The easiest way to get started is to run /help. This gives you a list of things you can do. If you only need to use this to ask questions, you simply type in your question and hit Enter. It's likely you might want to do other things as well; for example, /search <query> gives you papers in your library that are most relevant, with no further processing. This is particularly useful if you know some relevant keywords or ideas used by that paper. This also takes about 3 seconds and is very cheap, so it's an appealing option.
The CLI has a readline implementation, so it respects your .inputrc! You can use
set editing-mode vi
in your ~/.inputrc to use vim motions (the default is emacs bindings).
It is unlikely that you will run into a scenario where everything seems broken, but you can run /checkhealth to run health checks on your LanceDB database and /doctor to attempt to provide suggestions (but note that this does not actually apply the suggested fixes).
The TOML config goes in ~/.config/zqa/config.toml, and has the following structure:
model_provider = "anthropic" # Generation model provider
embedding_provider = "voyageai" # Embedding/reranker model provider
reranker_provider = "voyageai" # Usually this will be the same as your `embedding_provider`
max_concurrent_requests = 5 # Max concurrent embedding requests
max_retries = 3 # Max retries when network requests fail
# `log_level` is a CLI-only arg so it isn't applied inadvertently.
# Provider-specific configs. This allows you to merely change the `model_provider`
# above and have the settings for that provider applied.
[anthropic]
model = "claude-sonnet-4-5"
api_key = "sk-ant-..."
max_tokens = 64000
[openai]
model = "gpt-5.2"
api_key = "sk-proj-..."
max_tokens = 8192
embedding_model = "text-embedding-3-small"
embedding_dims = 1536
[gemini]
model = "gemini-2.5-pro"
api_key = "AI..."
embedding_model = "gemini-embedding-001"
embedding_dims = 3072
[voyageai]
reranker = "rerank-2.5"
embedding_model = "voyage-3-large"
embedding_dims = 2048
api_key = "..."
[cohere]
reranker = "rerank-v3.5"
embedding_model = "embed-v4.0"
embedding_dims = 1536
api_key = "..."
[openrouter]
api_key = "..."
model = "anthropic/claude-sonnet-4.5"
The program will use a local .env to override values from your config.toml. This is best-used for API keys so that you can stow your config.toml without committing API keys.
ANTHROPIC_API_KEY=
ANTHROPIC_MODEL=claude-sonnet-4-5
OPENAI_API_KEY=
OPENAI_EMBEDDING_MODEL=text-embedding-3-small
OPENAI_MODEL=o4-mini-2025-04-16
VOYAGE_AI_API_KEY=
VOYAGE_AI_MODEL=voyage-3-large
VOYAGE_AI_RERANK_MODEL=rerank-2.5
COHERE_API_KEY=
COHERE_MODEL=
COHERE_RERANKER=rerank-v3.5
GEMINI_API_KEY=
GEMINI_MODEL=gemini-2.5-pro
GEMINI_EMBEDDING_MODEL=gemini-embedding-001
OPENROUTER_MODEL=
OPENROUTER_API_KEY=
MAX_CONCURRENT_REQUESTS=5
The model choices and the maximum concurrent requests above are defaults, and you can omit them.

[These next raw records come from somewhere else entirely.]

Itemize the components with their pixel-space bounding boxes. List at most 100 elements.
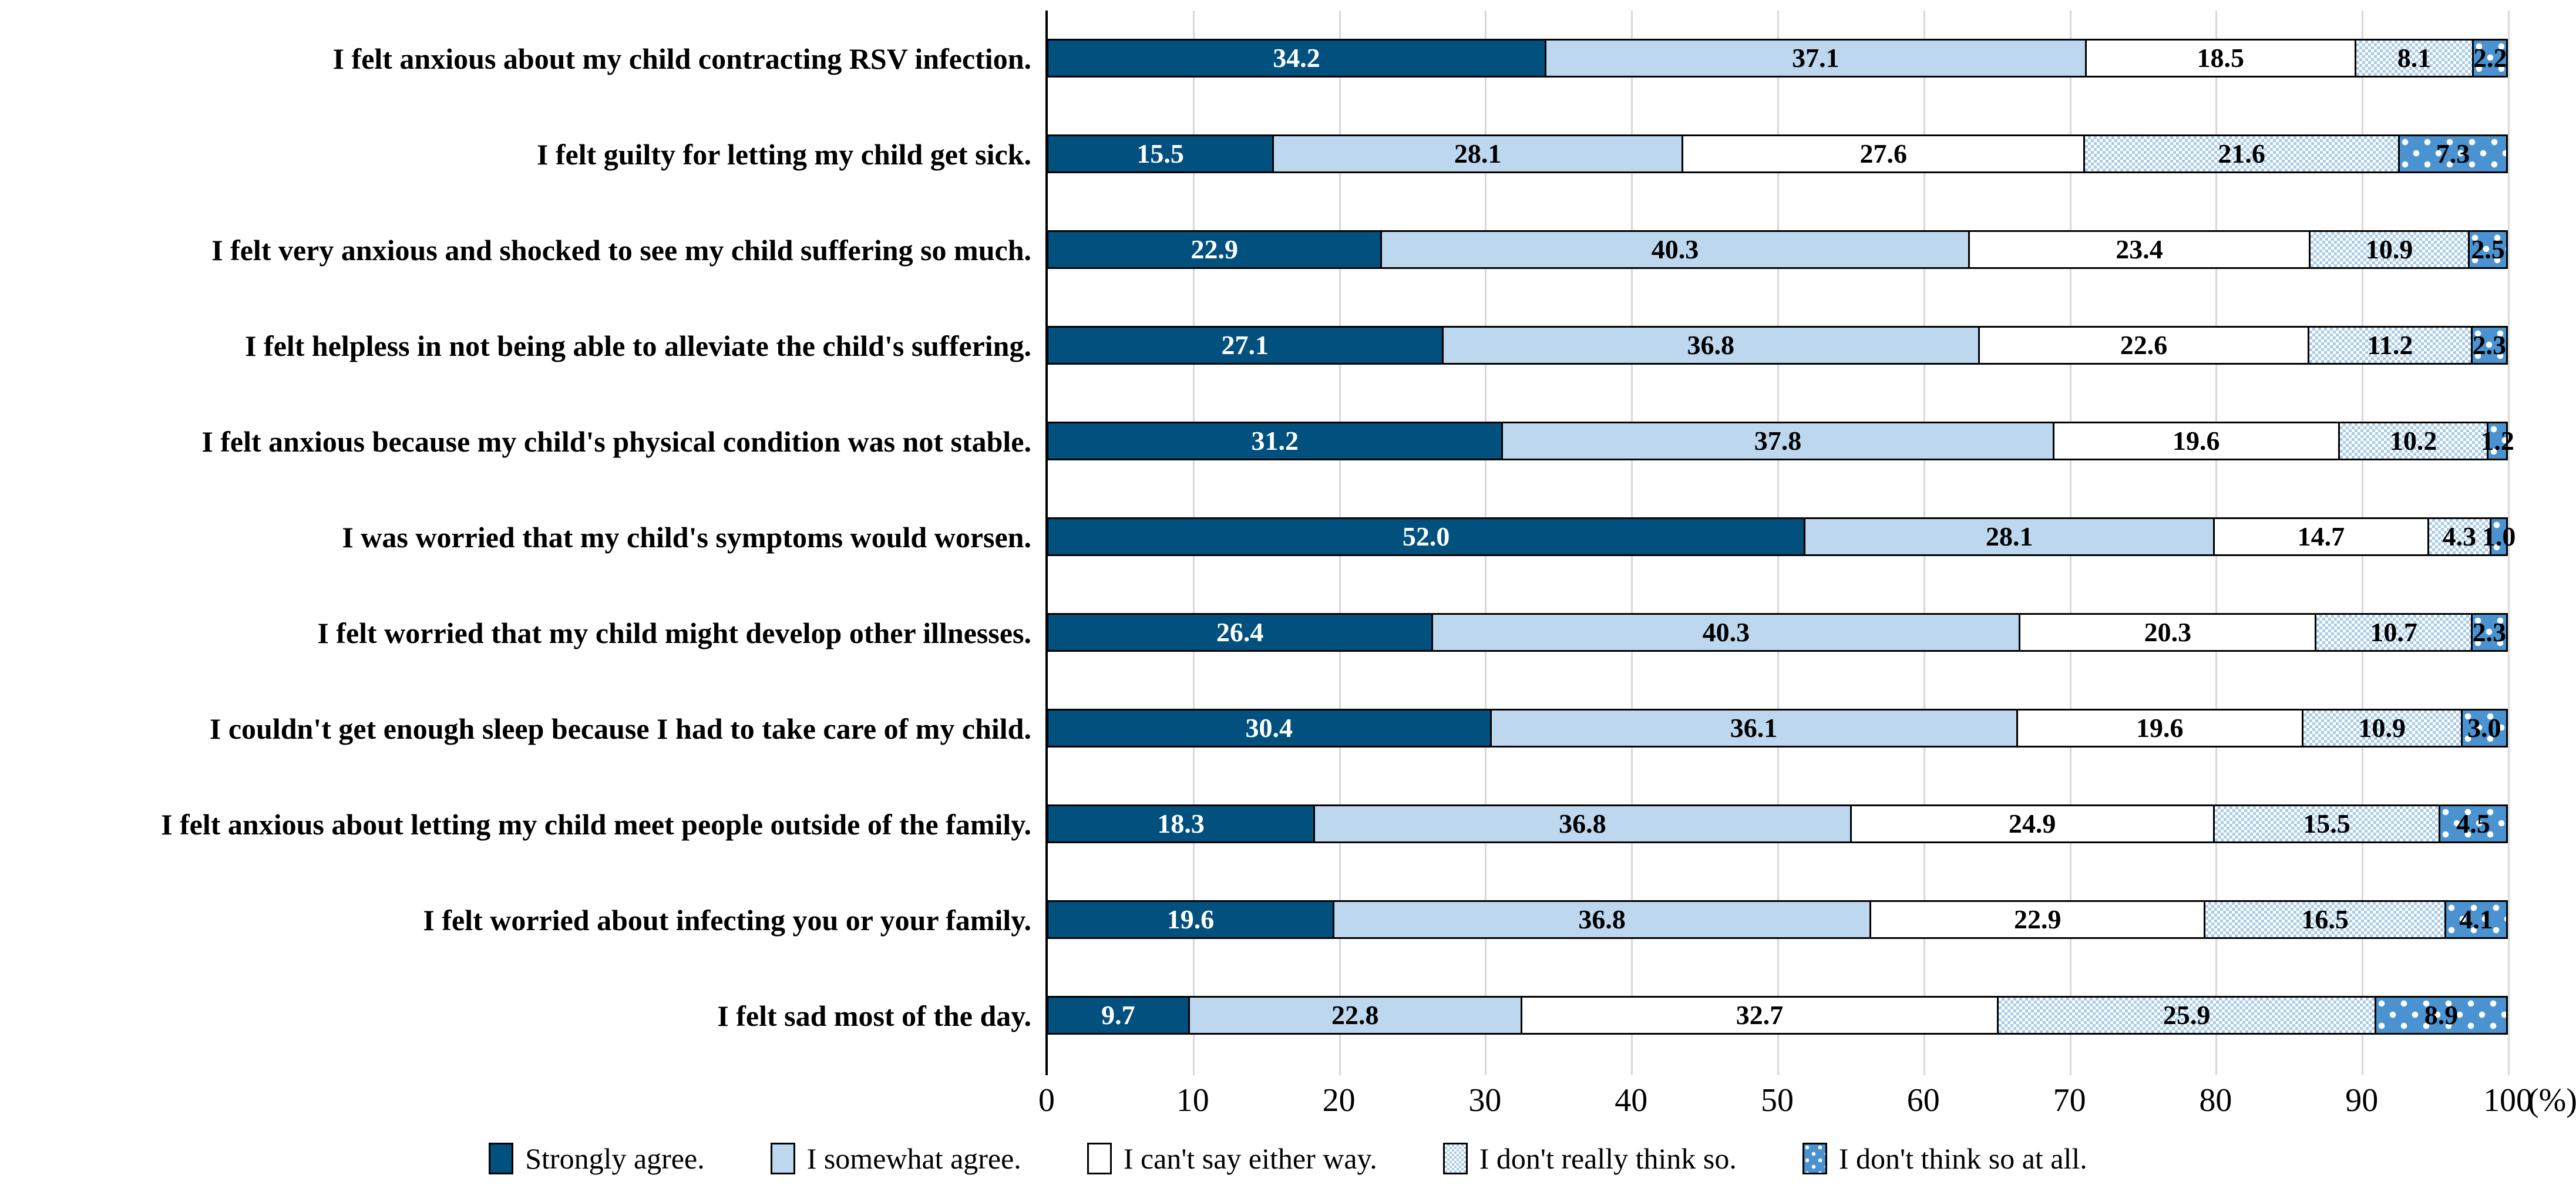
bar-segment: 28.1: [1805, 519, 2215, 554]
legend-swatch-icon: [1087, 1143, 1112, 1174]
value-label: 14.7: [2297, 521, 2345, 551]
bar-row: 9.7 22.8 32.7 25.9 8.9: [1047, 968, 2508, 1063]
legend-item: Strongly agree.: [489, 1142, 705, 1175]
legend-swatch-icon: [1442, 1143, 1468, 1174]
bar-segment: 11.2: [2309, 328, 2473, 363]
legend-item: I can't say either way.: [1087, 1143, 1377, 1174]
bar-row: 22.9 40.3 23.4 10.9 2.5: [1047, 202, 2508, 298]
value-label: 15.5: [1136, 139, 1184, 169]
bar-segment: 19.6: [1048, 902, 1334, 937]
value-label: 3.0: [2467, 713, 2501, 743]
value-label: 32.7: [1736, 1000, 1784, 1030]
bar-segment: 19.6: [2054, 423, 2340, 459]
value-label: 52.0: [1402, 521, 1450, 551]
bar-segment: 14.7: [2215, 519, 2429, 554]
value-label: 15.5: [2303, 809, 2350, 839]
stacked-bar: 34.2 37.1 18.5 8.1 2.2: [1047, 39, 2508, 78]
legend-label: Strongly agree.: [525, 1142, 705, 1175]
value-label: 4.1: [2459, 904, 2493, 934]
bar-segment: 4.3: [2429, 519, 2492, 554]
value-label: 4.3: [2442, 521, 2477, 551]
bar-segment: 19.6: [2017, 711, 2303, 746]
axis-tick-label: 20: [1322, 1082, 1356, 1119]
category-label: I felt sad most of the day.: [717, 999, 1031, 1032]
bar-segment: 7.3: [2399, 136, 2506, 171]
stacked-bar: 15.5 28.1 27.6 21.6 7.3: [1047, 134, 2508, 173]
value-label: 18.3: [1157, 809, 1205, 839]
bar-segment: 28.1: [1274, 136, 1684, 171]
axis-tick-label: 0: [1038, 1082, 1055, 1119]
category-label: I was worried that my child's symptoms w…: [342, 520, 1031, 554]
bar-segment: 32.7: [1522, 998, 1999, 1033]
bar-row: 52.0 28.1 14.7 4.3 1.0: [1047, 489, 2516, 585]
bar-segment: 26.4: [1048, 615, 1434, 650]
bar-row: 18.3 36.8 24.9 15.5 4.5: [1047, 776, 2508, 872]
value-label: 2.3: [2472, 330, 2507, 360]
axis-tick-label: 50: [1761, 1082, 1794, 1119]
stacked-bar: 18.3 36.8 24.9 15.5 4.5: [1047, 804, 2508, 843]
value-label: 8.9: [2424, 1000, 2459, 1030]
bar-segment: 2.3: [2473, 328, 2506, 363]
value-label: 1.2: [2480, 426, 2514, 456]
stacked-bar: 52.0 28.1 14.7 4.3 1.0: [1047, 517, 2516, 556]
value-label: 22.8: [1331, 1000, 1379, 1030]
legend-swatch-icon: [489, 1143, 514, 1174]
axis-unit-label: (%): [2528, 1082, 2576, 1119]
gridline: [2508, 11, 2510, 1075]
stacked-bar: 9.7 22.8 32.7 25.9 8.9: [1047, 996, 2508, 1035]
value-label: 19.6: [2136, 713, 2184, 743]
stacked-bar: 22.9 40.3 23.4 10.9 2.5: [1047, 230, 2508, 269]
legend-label: I can't say either way.: [1123, 1142, 1377, 1175]
bar-segment: 22.9: [1048, 232, 1383, 267]
value-label: 27.1: [1221, 330, 1269, 360]
value-label: 27.6: [1859, 139, 1907, 169]
value-label: 36.8: [1559, 809, 1606, 839]
value-label: 9.7: [1101, 1000, 1135, 1030]
bar-segment: 36.1: [1491, 711, 2018, 746]
axis-tick-label: 70: [2053, 1082, 2086, 1119]
bar-segment: 52.0: [1048, 519, 1806, 554]
value-label: 10.7: [2370, 617, 2417, 647]
category-label: I felt anxious about letting my child me…: [161, 807, 1031, 841]
value-label: 16.5: [2301, 904, 2349, 934]
value-label: 7.3: [2436, 139, 2470, 169]
category-label: I felt anxious because my child's physic…: [201, 425, 1031, 458]
bar-segment: 22.8: [1189, 998, 1522, 1033]
value-label: 22.9: [1191, 234, 1238, 264]
value-label: 28.1: [1454, 139, 1502, 169]
category-label: I felt helpless in not being able to all…: [245, 329, 1031, 362]
x-axis-ticks: 0 10 20 30 40 50 60 70 80 90 100 (%): [1038, 1082, 2576, 1131]
value-label: 4.5: [2456, 809, 2490, 839]
value-label: 25.9: [2163, 1000, 2211, 1030]
category-label-column: I felt anxious about my child contractin…: [0, 11, 1031, 1063]
bar-segment: 36.8: [1443, 328, 1980, 363]
bar-segment: 22.6: [1979, 328, 2309, 363]
bar-segment: 8.9: [2376, 998, 2506, 1033]
value-label: 10.2: [2389, 426, 2437, 456]
bar-segment: 2.3: [2473, 615, 2506, 650]
bar-segment: 34.2: [1048, 41, 1546, 76]
bar-segment: 22.9: [1871, 902, 2206, 937]
value-label: 40.3: [1651, 234, 1699, 264]
bar-segment: 27.1: [1048, 328, 1444, 363]
bar-row: 26.4 40.3 20.3 10.7 2.3: [1047, 585, 2508, 681]
value-label: 22.9: [2013, 904, 2062, 934]
bar-segment: 27.6: [1683, 136, 2086, 171]
value-label: 23.4: [2116, 234, 2163, 264]
value-label: 18.5: [2197, 43, 2244, 73]
bar-segment: 18.5: [2086, 41, 2356, 76]
legend-label: I don't think so at all.: [1838, 1142, 2087, 1175]
bar-segment: 20.3: [2020, 615, 2317, 650]
stacked-bar: 31.2 37.8 19.6 10.2 1.2: [1047, 422, 2514, 460]
value-label: 36.1: [1730, 713, 1778, 743]
legend-label: I don't really think so.: [1479, 1142, 1737, 1175]
value-label: 37.8: [1754, 426, 1802, 456]
value-label: 37.1: [1792, 43, 1839, 73]
legend-item: I don't really think so.: [1442, 1142, 1737, 1175]
value-label: 36.8: [1687, 330, 1735, 360]
value-label: 2.2: [2473, 43, 2507, 73]
value-label: 28.1: [1985, 521, 2033, 551]
axis-tick-label: 40: [1615, 1082, 1648, 1119]
bar-row: 34.2 37.1 18.5 8.1 2.2: [1047, 11, 2508, 106]
category-label: I felt worried that my child might devel…: [317, 616, 1031, 649]
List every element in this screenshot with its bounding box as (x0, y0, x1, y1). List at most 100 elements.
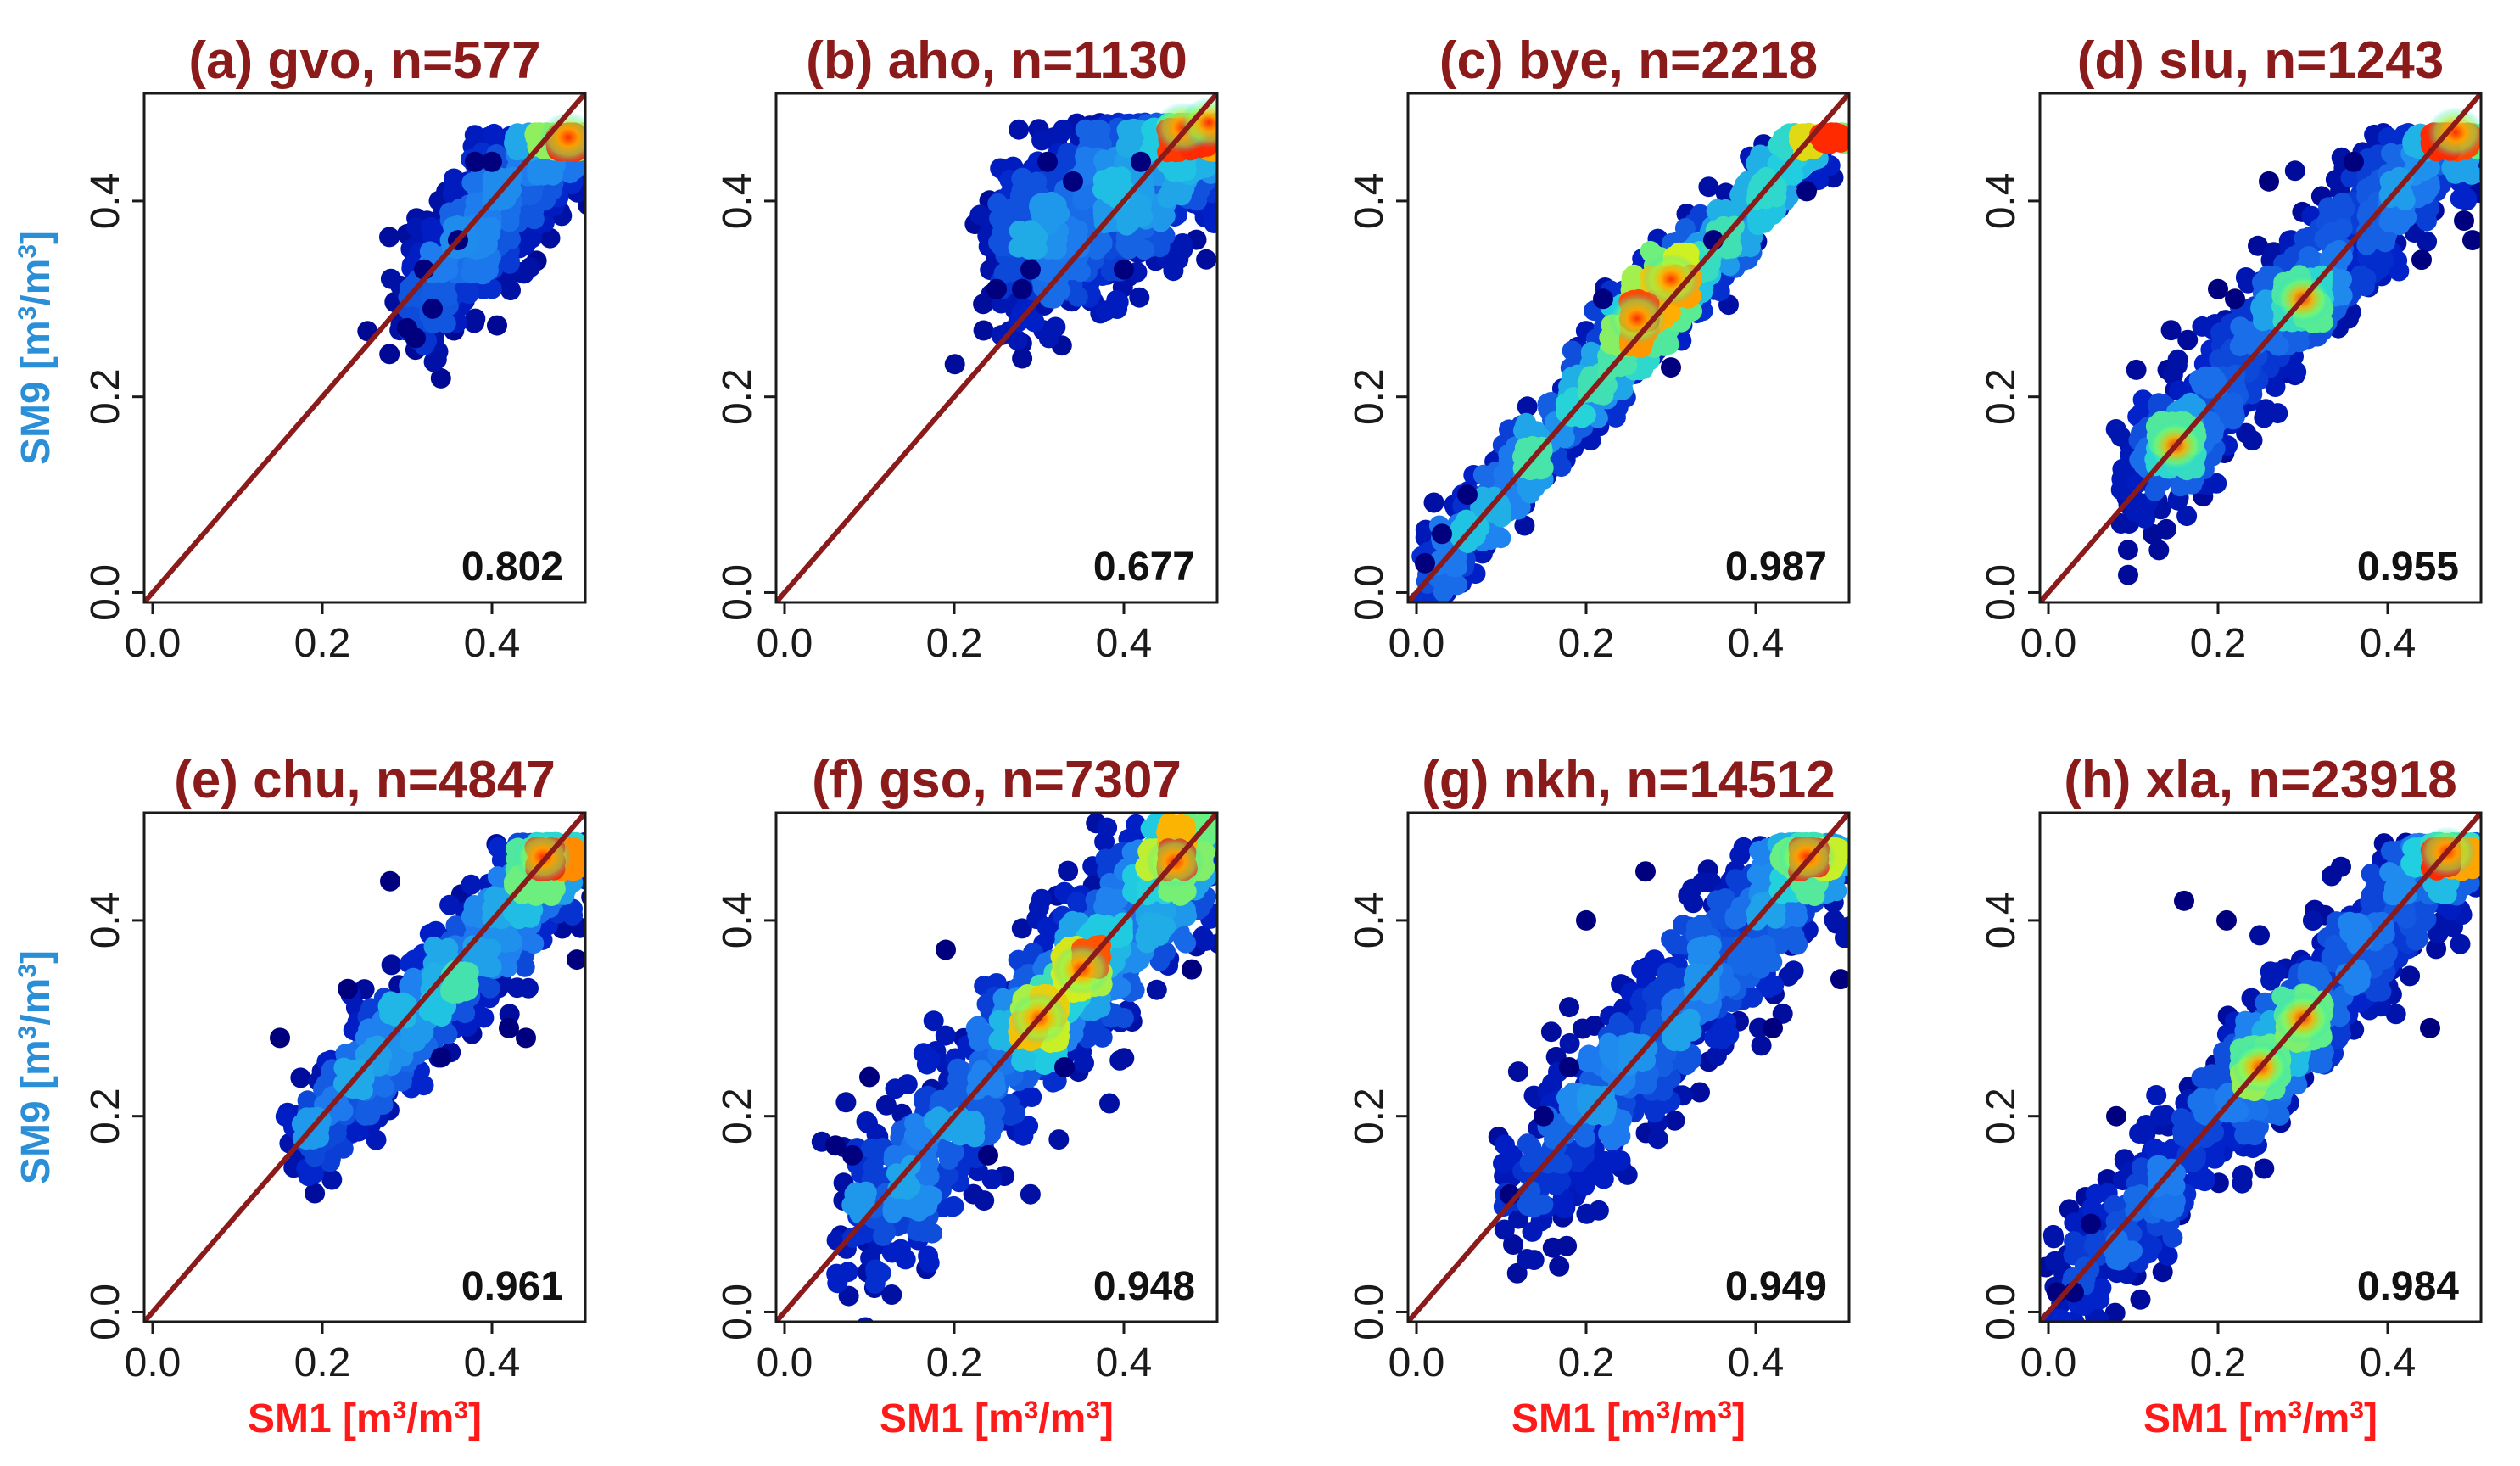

By default, the app uses Anthropic for generation and Voyage AI for embedding. This is currently the recommended settings (and so you won't need an OpenAI API key set up). Note that Voyage AI embeddings are the only ones that are known to work in a real setting; it is quite unlikely for the OpenAI embeddings to work at this moment, because we do not perform any chunking. Cohere embeddings should also work.
You likely don't need all of these set (or even mentioned) in your .env file: add just the ones you need, and defaults will be used for all the others.
To report a bug, please re-run using --log-level debug and add the logs to your issue.